The Evening Standard yesterday brought us an excellent article exposing the failure of London's 'landmark' congestion charge scheme.
Despite undoubtedly cutting car use in the zone (the only vehicles mayor Ken Livingstone ever likes to discuss), the latest Department for Transport figures have shown that average morning traffic speeds in London have now fallen to 9.3mph - well below the 9.9mph recorded before the congestion charge was launched in 2003.
That screams abject failure. But what's the reason for this strange anomoly?
The answer, Douglas McWilliams of the Centre for Economics and Business Research writes, is that lorries and, in particular, buses are now clogging London's roads.
He blames the fact that most transport experts use models that understate the congestion impact of large vehicles like buses in cities, like London, with narrow, congested streets.
So they miss the point that a charge that mainly targets cars will only do a limited amount to reduce congestion.
Buses clogging roads
Our roads, McWilliams suggests, are increasingly clogged up by more buses than there is either space or need for, with the infamous 'bendy' buses singled out for particular blame.
In Britain we have twice as many buses as in Germany, France or Italy. Apparently we have a fifth of all the buses in the EU!
And as we have said on this blog many times before, it's not as if buses are particularly environmentally attractive. For all the space they take up, they spend large parts of the time virtually empty. Over all services, from beginning to end of routes, the average number of passengers in a bus is just eight.
Since a bus does, on average, just 3.6 miles to the gallon, and since half of bus journeys would not be undertaken if the buses were not there, McWilliams has calculated that extra buses have about the same environmental effect as driving the passengers around in Bentleys.
This is Ken Livingstone's idea of traffic management.
Environment suffers
And what's his idea of helping the environment or public health?
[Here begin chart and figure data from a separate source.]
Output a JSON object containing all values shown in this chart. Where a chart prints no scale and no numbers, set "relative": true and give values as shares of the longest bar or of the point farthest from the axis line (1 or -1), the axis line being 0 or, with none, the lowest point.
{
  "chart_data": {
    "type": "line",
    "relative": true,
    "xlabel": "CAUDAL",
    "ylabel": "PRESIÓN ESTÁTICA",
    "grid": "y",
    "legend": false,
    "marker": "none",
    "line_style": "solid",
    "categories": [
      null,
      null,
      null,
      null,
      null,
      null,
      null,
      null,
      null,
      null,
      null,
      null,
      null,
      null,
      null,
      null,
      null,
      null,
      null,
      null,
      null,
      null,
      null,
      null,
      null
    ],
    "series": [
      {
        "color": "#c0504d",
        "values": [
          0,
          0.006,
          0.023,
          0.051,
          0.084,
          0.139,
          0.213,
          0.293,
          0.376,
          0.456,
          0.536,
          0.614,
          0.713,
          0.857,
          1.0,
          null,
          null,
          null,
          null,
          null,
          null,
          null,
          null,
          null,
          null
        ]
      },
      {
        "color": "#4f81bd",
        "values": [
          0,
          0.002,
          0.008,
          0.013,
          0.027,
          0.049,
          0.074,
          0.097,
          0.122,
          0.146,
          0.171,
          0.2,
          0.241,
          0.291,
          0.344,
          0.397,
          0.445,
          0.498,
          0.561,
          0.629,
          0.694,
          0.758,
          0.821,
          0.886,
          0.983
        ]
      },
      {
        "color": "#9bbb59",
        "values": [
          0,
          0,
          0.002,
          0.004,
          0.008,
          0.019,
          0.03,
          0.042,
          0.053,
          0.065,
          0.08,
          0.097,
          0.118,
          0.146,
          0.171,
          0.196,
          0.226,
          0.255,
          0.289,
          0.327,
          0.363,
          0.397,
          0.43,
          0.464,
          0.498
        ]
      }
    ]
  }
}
To fill London's streets with excess numbers of vehicles that, in the course of their operation, stand stationary for extended periods both blocking other traffic and spewing harmful diesel fumes in often densely populated areas.
TfL's excuse for the traffic slow-down is roadworks. But that conveniently ignores the fact that Livingstone prevented many roadworks schemes from happening just after the C-charge started, so as to give a misleading impression that charging had raised traffic speeds.
As McWilliams so rightly concludes: "Ken Livingstone's old-fashioned, anti-car policy has to be replaced with a more modern and flexible approach that allows for the fact that, for some people, cars are the only option. Without such a shift, we risk simply grinding to a halt."
If Livingstone is too stuck in his ways to do it, maybe we need a different mayor who will.